Taking a step back, I still remember the legendary exploits of the West Indian team that bounced and hooked the rest of the world into submission. The very sight of Gordon Greenidge and Desmond Haynes walking on to the field was awe inspiring. Then the mere fact that this batting line up also had Viv Richards, Clive Lloyd and the likes must have given their opponents some knee jerks more than often. That was talking nothing about their much feared pace attack of Garner, Marshall, Roberts, Michael Holding and the rest. They gave no respite to anyone who stood in front of those wickets at the other end. But, like the Roman Empire which ruled the World at one point of history, the West Indian cricket is full of rubble and memories now.
The newest victims of this cycle of power are the Aussies. This time against England they did not look like the fabled world-conquering Aussies but looked like mere sissies. There was a time when the Australians could have fielded two separate elevens that could beat any full member team in the fray. In reality the Australians did field two elevens in some of the internationals played at home at one juncture.
The Australians at the helm played the game from all ends. Yes, they did have the McGraths, Warnes, Waughs and the Pontings in their arsenal. It was a winning combination on its own.
|New Stadium, new wicket, no one knows what is in store for the World Cup.
(Pic Sanka Vidanagama)
Yet, they perfected the art of sledging and decorated it with psycho attacks on singled out performers through their publicity and other allied machinery like what they did to our own Muttiah Muralitharan in 1995. That was a real planned effort that they had cultivated to keep their style of play and their cricket right at the helm.
Then the worm turned. It all began in England. An utterly disarranged Pakistani outfit that could not even find their own captain more often than not or host a game on their own backyard for reasons so much other than the game of cricket, beat the Australians 3-1. They followed it up with a 3-2 loss against the rejuvenating Englishmen also in England.
These two defeats told the rest of the World that things were not hunky-dory in the Australian camp. While Lee and Tate were more on the injured list, the rest of the fast bowlers, including the much-talked-of Mitchell Johnson, were firing blank bullets.
Their next excursion was equally disastrous when they were trounced 2-0 in the Test series and 1-0 in the OIDI series in India and then went home to take on Sri Lanka on a 3-game Limited Overs series.

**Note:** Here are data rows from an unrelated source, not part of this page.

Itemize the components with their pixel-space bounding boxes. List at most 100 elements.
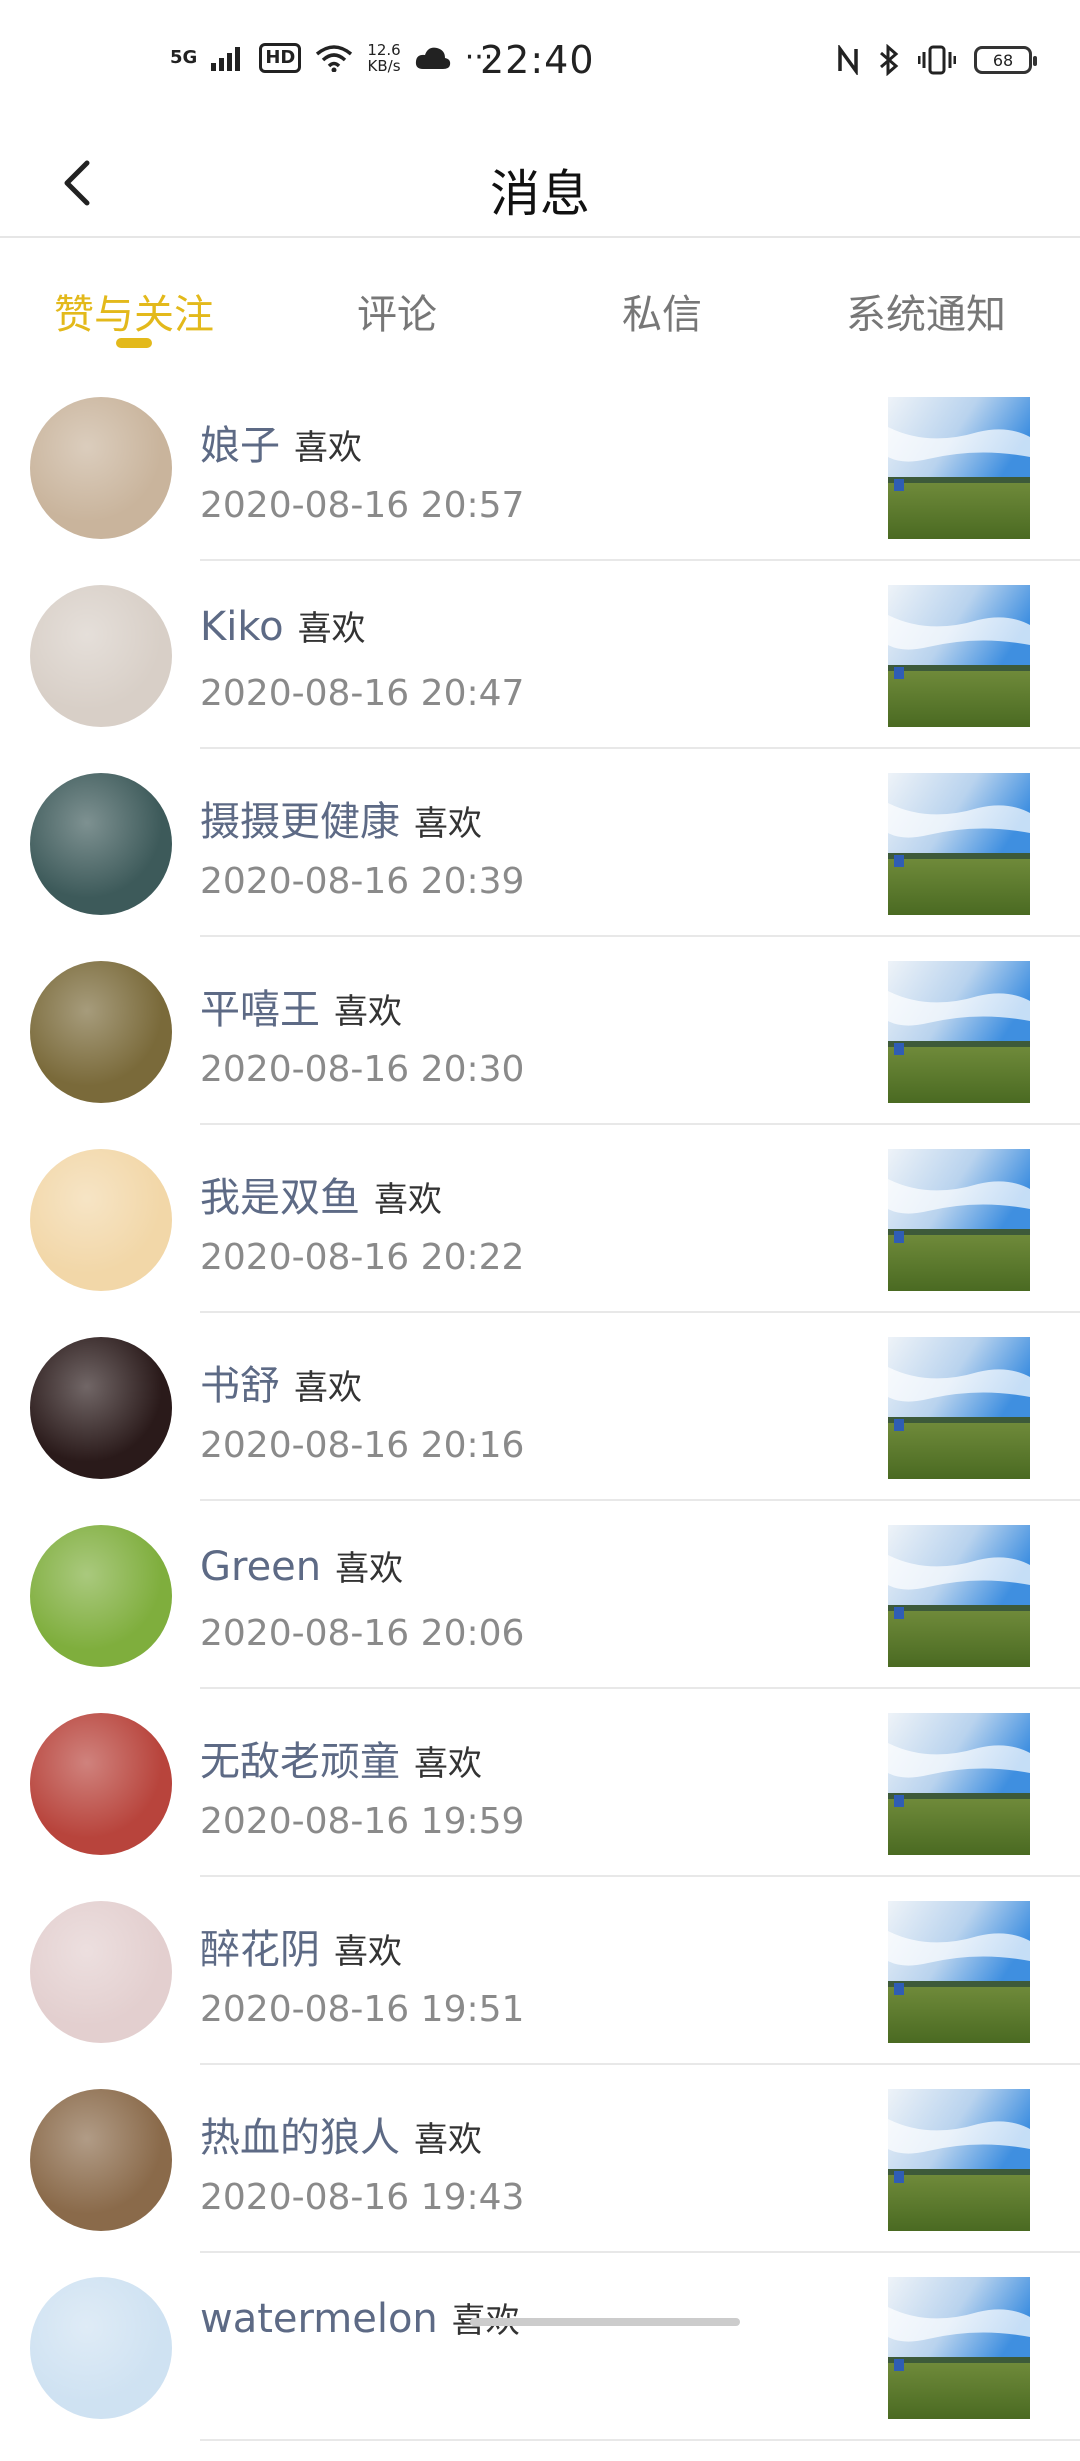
notification-row[interactable]: 我是双鱼 喜欢 2020-08-16 20:22 bbox=[0, 1145, 1080, 1333]
landscape-thumbnail-image bbox=[888, 773, 1030, 915]
post-thumbnail[interactable] bbox=[888, 585, 1030, 727]
post-thumbnail[interactable] bbox=[888, 1713, 1030, 1855]
divider bbox=[200, 2439, 1080, 2441]
avatar[interactable] bbox=[30, 397, 172, 539]
landscape-thumbnail-image bbox=[888, 397, 1030, 539]
divider bbox=[200, 559, 1080, 561]
user-name[interactable]: 无敌老顽童 bbox=[200, 1739, 400, 1785]
timestamp: 2020-08-16 20:39 bbox=[200, 861, 525, 902]
avatar[interactable] bbox=[30, 961, 172, 1103]
top-nav-bar: 消息 bbox=[0, 130, 1080, 238]
action-text: 喜欢 bbox=[374, 1180, 442, 1220]
divider bbox=[200, 2063, 1080, 2065]
user-name[interactable]: 热血的狼人 bbox=[200, 2115, 400, 2161]
user-name[interactable]: 娘子 bbox=[200, 423, 280, 469]
action-text: 喜欢 bbox=[414, 804, 482, 844]
timestamp: 2020-08-16 20:06 bbox=[200, 1613, 525, 1654]
tab-private-messages[interactable]: 私信 bbox=[552, 282, 772, 340]
timestamp: 2020-08-16 19:51 bbox=[200, 1989, 525, 2030]
notification-row[interactable]: watermelon 喜欢 bbox=[0, 2273, 1080, 2461]
notification-row[interactable]: Kiko 喜欢 2020-08-16 20:47 bbox=[0, 581, 1080, 769]
landscape-thumbnail-image bbox=[888, 1525, 1030, 1667]
page-title: 消息 bbox=[490, 165, 590, 223]
notification-row[interactable]: 摄摄更健康 喜欢 2020-08-16 20:39 bbox=[0, 769, 1080, 957]
action-text: 喜欢 bbox=[414, 2120, 482, 2160]
active-tab-indicator bbox=[116, 338, 152, 348]
action-text: 喜欢 bbox=[297, 609, 366, 649]
clock: 22:40 bbox=[480, 38, 595, 82]
status-left-icons: 5G HD 12.6 KB/s ··· bbox=[170, 42, 493, 74]
user-name[interactable]: watermelon bbox=[200, 2296, 438, 2342]
home-indicator bbox=[470, 2318, 740, 2326]
network-speed: 12.6 KB/s bbox=[367, 42, 400, 74]
speed-value: 12.6 bbox=[367, 41, 401, 59]
post-thumbnail[interactable] bbox=[888, 1337, 1030, 1479]
landscape-thumbnail-image bbox=[888, 1713, 1030, 1855]
notification-list: 娘子 喜欢 2020-08-16 20:57 Kiko 喜欢 2020-08-16 … bbox=[0, 393, 1080, 2461]
speed-unit: KB/s bbox=[367, 57, 401, 75]
avatar[interactable] bbox=[30, 2277, 172, 2419]
action-text: 喜欢 bbox=[294, 428, 362, 468]
post-thumbnail[interactable] bbox=[888, 1901, 1030, 2043]
user-name[interactable]: 我是双鱼 bbox=[200, 1175, 360, 1221]
tab-likes-follows[interactable]: 赞与关注 bbox=[24, 282, 244, 340]
tab-system-notifications[interactable]: 系统通知 bbox=[816, 282, 1036, 340]
post-thumbnail[interactable] bbox=[888, 961, 1030, 1103]
vibrate-icon bbox=[918, 45, 956, 75]
message-tabs: 赞与关注 评论 私信 系统通知 bbox=[0, 268, 1080, 358]
tab-comments[interactable]: 评论 bbox=[287, 282, 507, 340]
post-thumbnail[interactable] bbox=[888, 2277, 1030, 2419]
post-thumbnail[interactable] bbox=[888, 773, 1030, 915]
avatar[interactable] bbox=[30, 1713, 172, 1855]
post-thumbnail[interactable] bbox=[888, 397, 1030, 539]
user-name[interactable]: 摄摄更健康 bbox=[200, 799, 400, 845]
cloud-icon bbox=[415, 47, 450, 69]
user-name[interactable]: 平嘻王 bbox=[200, 987, 320, 1033]
notification-row[interactable]: 无敌老顽童 喜欢 2020-08-16 19:59 bbox=[0, 1709, 1080, 1897]
user-name[interactable]: 醉花阴 bbox=[200, 1927, 320, 1973]
avatar[interactable] bbox=[30, 1525, 172, 1667]
user-name[interactable]: 书舒 bbox=[200, 1363, 280, 1409]
timestamp: 2020-08-16 20:22 bbox=[200, 1237, 525, 1278]
user-name[interactable]: Green bbox=[200, 1544, 321, 1590]
user-name[interactable]: Kiko bbox=[200, 604, 284, 650]
notification-row[interactable]: Green 喜欢 2020-08-16 20:06 bbox=[0, 1521, 1080, 1709]
avatar[interactable] bbox=[30, 773, 172, 915]
landscape-thumbnail-image bbox=[888, 2277, 1030, 2419]
status-right-icons: 68 bbox=[836, 44, 1037, 76]
battery-level: 68 bbox=[992, 50, 1014, 70]
post-thumbnail[interactable] bbox=[888, 2089, 1030, 2231]
avatar[interactable] bbox=[30, 1149, 172, 1291]
post-thumbnail[interactable] bbox=[888, 1149, 1030, 1291]
avatar[interactable] bbox=[30, 585, 172, 727]
landscape-thumbnail-image bbox=[888, 2089, 1030, 2231]
avatar[interactable] bbox=[30, 2089, 172, 2231]
timestamp: 2020-08-16 20:16 bbox=[200, 1425, 525, 1466]
timestamp: 2020-08-16 20:57 bbox=[200, 485, 525, 526]
landscape-thumbnail-image bbox=[888, 961, 1030, 1103]
landscape-thumbnail-image bbox=[888, 1149, 1030, 1291]
bluetooth-icon bbox=[880, 44, 899, 76]
battery-icon: 68 bbox=[974, 46, 1037, 74]
notification-row[interactable]: 热血的狼人 喜欢 2020-08-16 19:43 bbox=[0, 2085, 1080, 2273]
divider bbox=[200, 1311, 1080, 1313]
timestamp: 2020-08-16 20:30 bbox=[200, 1049, 525, 1090]
wifi-icon bbox=[316, 45, 353, 72]
timestamp: 2020-08-16 19:59 bbox=[200, 1801, 525, 1842]
divider bbox=[200, 1875, 1080, 1877]
avatar[interactable] bbox=[30, 1901, 172, 2043]
notification-row[interactable]: 平嘻王 喜欢 2020-08-16 20:30 bbox=[0, 957, 1080, 1145]
notification-row[interactable]: 书舒 喜欢 2020-08-16 20:16 bbox=[0, 1333, 1080, 1521]
action-text: 喜欢 bbox=[414, 1744, 482, 1784]
landscape-thumbnail-image bbox=[888, 1337, 1030, 1479]
action-text: 喜欢 bbox=[335, 1549, 404, 1589]
timestamp: 2020-08-16 19:43 bbox=[200, 2177, 525, 2218]
signal-icon bbox=[211, 47, 241, 71]
divider bbox=[200, 2251, 1080, 2253]
nfc-icon bbox=[838, 45, 858, 75]
notification-row[interactable]: 娘子 喜欢 2020-08-16 20:57 bbox=[0, 393, 1080, 581]
post-thumbnail[interactable] bbox=[888, 1525, 1030, 1667]
notification-row[interactable]: 醉花阴 喜欢 2020-08-16 19:51 bbox=[0, 1897, 1080, 2085]
divider bbox=[200, 747, 1080, 749]
avatar[interactable] bbox=[30, 1337, 172, 1479]
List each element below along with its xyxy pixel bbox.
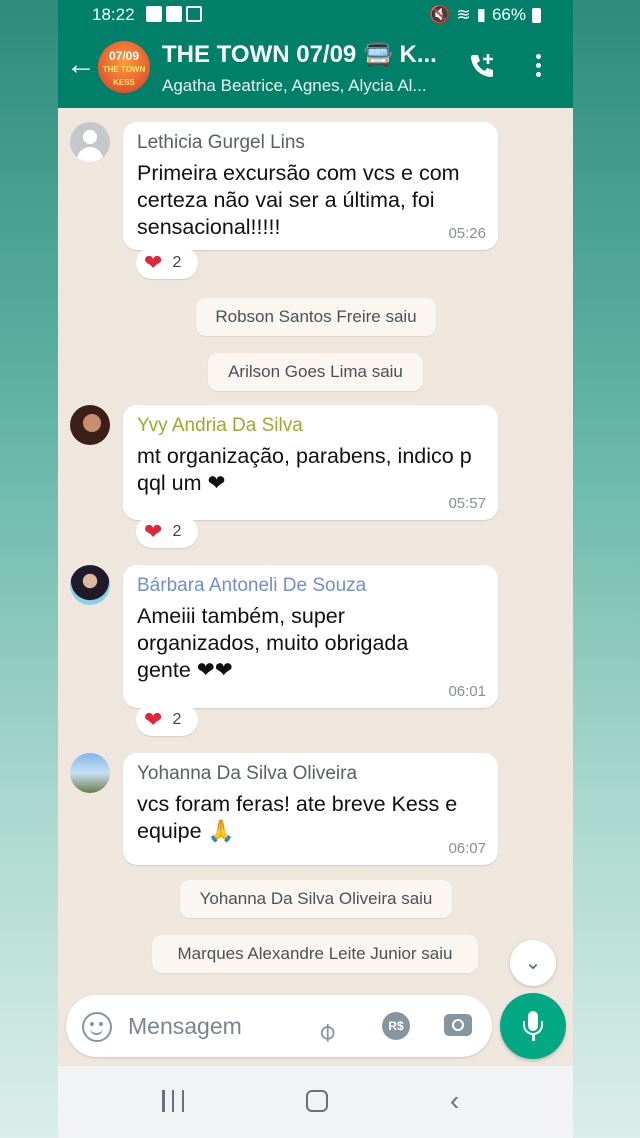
message-sender[interactable]: Bárbara Antoneli De Souza [137,575,484,597]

Never in the history before have we seen the Australians hurt their pride on the green-field to this magnitude. Their 2-1 loss to Sri Lanka was our maiden series win in the cricket’s last post.
However, the Lankans came home for a nasty surprise against the lowly placed West Indies. Trusting on an untested and untrustworthy bowling attack that was sans just retired Muttiah Muralitharan and Lasith Malinga who was out as a result of a shield rather than a crippling injury we were exposed to the hilt. The lads from the Caribbean were pushed from one concrete graveyard to another till the rains came to our rescue, but, yet they saw to it that the Lankans fell down from their pedestal in their Test World rankings as a result of a drawn series.
Now the Lankans are getting ready for the big one next month which come their way sans the home advantage as they will be playing in new pitches and they will still be at sea as much as their opponents.
The Lankan skipper Kumar Sangakkara admitted to a foyer of Lankan scribes the other day that the Premadasa wicket was not cricket-friendly and said those used for the Lankan Premier tournament may not be the ones that are being prepared for the World Cup. Yet the question stays the same. Even the Lankan skipper does not know the qualities of the wicket. Then how are they going to prepare? Where is the so-called home advantage?
In 1996 when Sri Lanka won, most of their games were played in India and Pakistan barring the unimportant few that were played on their home soil. However to that they had the composition of one of the most experienced batting line-ups ever to take part in a World Cup tournament.
They went in with almost eight of the eleven players with a hundred or more ODI matches behind their credentials.
Now they are talking of a balanced batting line-up and a better bowling attack than 1996. Yes, Sri Lanka has the advantage of having Murali and Malinga, but, could this be enough?
With no proper home advantage and a tentative bowling attack skipper Sangakkara has a huge responsibility on his shoulders; if not we may feel the 1999 result reborn on our own backyard.